P.S. I figured out how to write out chords!!!

Re: Chords using ABC notation

You can use rests instead of melody notes in the converters (such as EasyABC) that use abc2midi

Re: Chords using ABC notation

@David50 could you give me a quick example, just so I can convey what that would look like?

Re: Chords using ABC notation

"D" z8|"A" z4 "D" z4|

Re: Chords using ABC notation

Examples
M: 4/4
L: 1/8
|:"D"Z|"D"Z|"A"Z|"Em"z4 "A7"z4|"D"Z|"D"Z|"A7"Z|"D"z6 "A" z2:|

M: 9/8
L: 1/8
|:"Em"z3 "D"z3 "Em"z3|"Em"z3 "D"z3 "Em"z3|"Em"z3 "D"z3 "G"z3|"G"z3 "D"z3 z3:|

Re: Chords using ABC notation

Hello

saw this post thru the session e-mail update.

I gave up in writing chords in ABC notation. Playback is iffy depending on the software.

so I found the Strum Machine. I love it in writing chords with great playback. It takes less than 2 minutes to write chords assuming you copy it from the right sheet music. Here’s my tune list: https://strummachine.com/app/lists/CS45HX4ry97Jyjwki

It also has a recent update that it can auto speed up after every round per the speed increase that you want in BPMs.

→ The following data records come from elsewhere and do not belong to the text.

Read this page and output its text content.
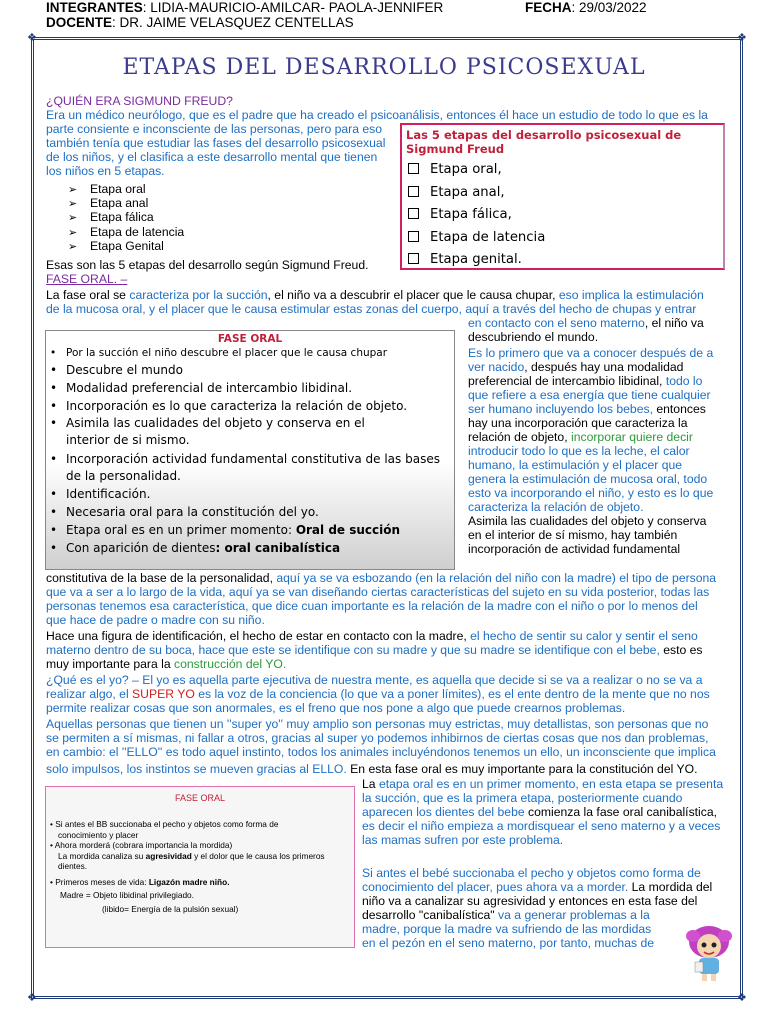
INTEGRANTES: LIDIA-MAURICIO-AMILCAR- PAOLA-JENNIFER	FECHA: 29/03/2022
DOCENTE: DR. JAIME VELASQUEZ CENTELLAS
❖	❖
❖	❖
ETAPAS DEL DESARROLLO PSICOSEXUAL
¿QUIÉN ERA SIGMUND FREUD?
Era un médico neurólogo, que es el padre que ha creado el psicoanálisis, entonces él hace un estudio de todo lo que es la
parte consiente e inconsciente de las personas, pero para eso
también tenía que estudiar las fases del desarrollo psicosexual
de los niños, y el clasifica a este desarrollo mental que tienen
los niños en 5 etapas.
➢ Etapa oral
➢ Etapa anal
➢ Etapa fálica
➢ Etapa de latencia
➢ Etapa Genital
Esas son las 5 etapas del desarrollo según Sigmund Freud.
Las 5 etapas del desarrollo psicosexual de Sigmund Freud
Etapa oral,
Etapa anal,
Etapa fálica,
Etapa de latencia
Etapa genital.
FASE ORAL. –
La fase oral se caracteriza por la succión, el niño va a descubrir el placer que le causa chupar, eso implica la estimulación
de la mucosa oral, y el placer que le causa estimular estas zonas del cuerpo, aquí a través del hecho de chupas y entrar
en contacto con el seno materno, el niño va
descubriendo el mundo.
Es lo primero que va a conocer después de a
ver nacido, después hay una modalidad
preferencial de intercambio libidinal, todo lo
que refiere a esa energía que tiene cualquier
ser humano incluyendo los bebes, entonces
hay una incorporación que caracteriza la
relación de objeto, incorporar quiere decir
introducir todo lo que es la leche, el calor
humano, la estimulación y el placer que
genera la estimulación de mucosa oral, todo
esto va incorporando el niño, y esto es lo que
caracteriza la relación de objeto.
Asimila las cualidades del objeto y conserva
en el interior de sí mismo, hay también
incorporación de actividad fundamental
FASE ORAL
• Por la succión el niño descubre el placer que le causa chupar
• Descubre el mundo
• Modalidad preferencial de intercambio libidinal.
• Incorporación es lo que caracteriza la relación de objeto.
• Asimila las cualidades del objeto y conserva en el interior de si mismo.
• Incorporación actividad fundamental constitutiva de las bases de la personalidad.
• Identificación.
• Necesaria oral para la constitución del yo.
• Etapa oral es en un primer momento: Oral de succión
• Con aparición de dientes: oral canibalística
constitutiva de la base de la personalidad, aquí ya se va esbozando (en la relación del niño con la madre) el tipo de persona
que va a ser a lo largo de la vida, aquí ya se van diseñando ciertas características del sujeto en su vida posterior, todas las
personas tenemos esa característica, que dice cuan importante es la relación de la madre con el niño o por lo menos del
que hace de padre o madre con su niño.
Hace una figura de identificación, el hecho de estar en contacto con la madre, el hecho de sentir su calor y sentir el seno
materno dentro de su boca, hace que este se identifique con su madre y que su madre se identifique con el bebe, esto es
muy importante para la construcción del YO.
¿Qué es el yo? – El yo es aquella parte ejecutiva de nuestra mente, es aquella que decide si se va a realizar o no se va a
realizar algo, el SUPER YO es la voz de la conciencia (lo que va a poner límites), es el ente dentro de la mente que no nos
permite realizar cosas que son anormales, es el freno que nos pone a algo que puede crearnos problemas.
Aquellas personas que tienen un ''super yo'' muy amplio son personas muy estrictas, muy detallistas, son personas que no
se permiten a sí mismas, ni fallar a otros, gracias al super yo podemos inhibirnos de ciertas cosas que nos dan problemas,
en cambio: el ''ELLO'' es todo aquel instinto, todos los animales incluyéndonos tenemos un ello, un inconsciente que implica
solo impulsos, los instintos se mueven gracias al ELLO. En esta fase oral es muy importante para la constitución del YO.
La etapa oral es en un primer momento, en esta etapa se presenta
la succión, que es la primera etapa, posteriormente cuando
aparecen los dientes del bebe comienza la fase oral canibalística,
es decir el niño empieza a mordisquear el seno materno y a veces
las mamas sufren por este problema.
Si antes el bebé succionaba el pecho y objetos como forma de
conocimiento del placer, pues ahora va a morder. La mordida del
niño va a canalizar su agresividad y entonces en esta fase del
desarrollo "canibalística" va a generar problemas a la
madre, porque la madre va sufriendo de las mordidas
en el pezón en el seno materno, por tanto, muchas de
FASE ORAL
• Si antes el BB succionaba el pecho y objetos como forma de
conocimiento y placer
• Ahora morderá (cobrara importancia la mordida)
La mordida canaliza su agresividad y el dolor que le causa los primeros
dientes.
• Primeros meses de vida: Ligazón madre niño.
Madre = Objeto libidinal privilegiado.
(libido= Energía de la pulsión sexual)
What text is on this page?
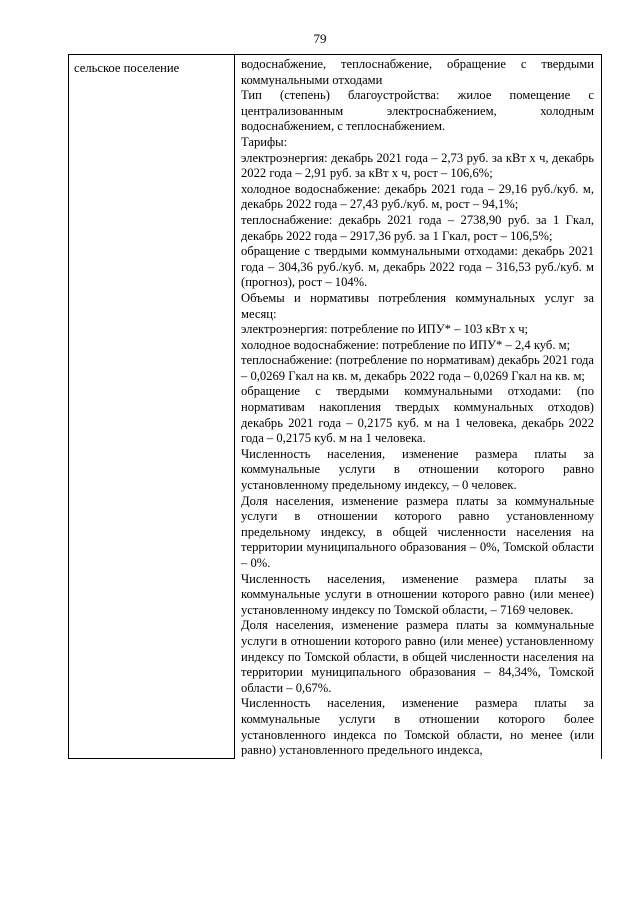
79
сельское поселение	водоснабжение, теплоснабжение, обращение с твердыми коммунальными отходами
Тип (степень) благоустройства: жилое помещение с централизованным электроснабжением, холодным водоснабжением, с теплоснабжением.
Тарифы:
электроэнергия: декабрь 2021 года – 2,73 руб. за кВт х ч, декабрь 2022 года – 2,91 руб. за кВт х ч, рост – 106,6%;
холодное водоснабжение: декабрь 2021 года – 29,16 руб./куб. м, декабрь 2022 года – 27,43 руб./куб. м, рост – 94,1%;
теплоснабжение: декабрь 2021 года – 2738,90 руб. за 1 Гкал, декабрь 2022 года – 2917,36 руб. за 1 Гкал, рост – 106,5%;
обращение с твердыми коммунальными отходами: декабрь 2021 года – 304,36 руб./куб. м, декабрь 2022 года – 316,53 руб./куб. м (прогноз), рост – 104%.
Объемы и нормативы потребления коммунальных услуг за месяц:
электроэнергия: потребление по ИПУ* – 103 кВт х ч;
холодное водоснабжение: потребление по ИПУ* – 2,4 куб. м;
теплоснабжение: (потребление по нормативам) декабрь 2021 года – 0,0269 Гкал на кв. м, декабрь 2022 года – 0,0269 Гкал на кв. м;
обращение с твердыми коммунальными отходами: (по нормативам накопления твердых коммунальных отходов) декабрь 2021 года – 0,2175 куб. м на 1 человека, декабрь 2022 года – 0,2175 куб. м на 1 человека.
Численность населения, изменение размера платы за коммунальные услуги в отношении которого равно установленному предельному индексу, – 0 человек.
Доля населения, изменение размера платы за коммунальные услуги в отношении которого равно установленному предельному индексу, в общей численности населения на территории муниципального образования – 0%, Томской области – 0%.
Численность населения, изменение размера платы за коммунальные услуги в отношении которого равно (или менее) установленному индексу по Томской области, – 7169 человек.
Доля населения, изменение размера платы за коммунальные услуги в отношении которого равно (или менее) установленному индексу по Томской области, в общей численности населения на территории муниципального образования – 84,34%, Томской области – 0,67%.
Численность населения, изменение размера платы за коммунальные услуги в отношении которого более установленного индекса по Томской области, но менее (или равно) установленного предельного индекса,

The software author has a list of tunes already in that system and you can make your own lists.

cheers,

Alain Gauthier, folkloreoutaouais.org

Re: Chords using ABC notation

BlindMusician, you can turn off the use of smart quotes if you still want to work in Word on the Mac. It’s in your Word preference settings (command ,), under "Autocorrect". The tab is labeled as "Autoformat as you type", and the section is labeled "Automatically as you type". Uncheck the option that says "Straight quotes with Smart Quotes", and that should eliminate the use of left and right quotes.

As with most things in Word, it’s buried somewhat deeply.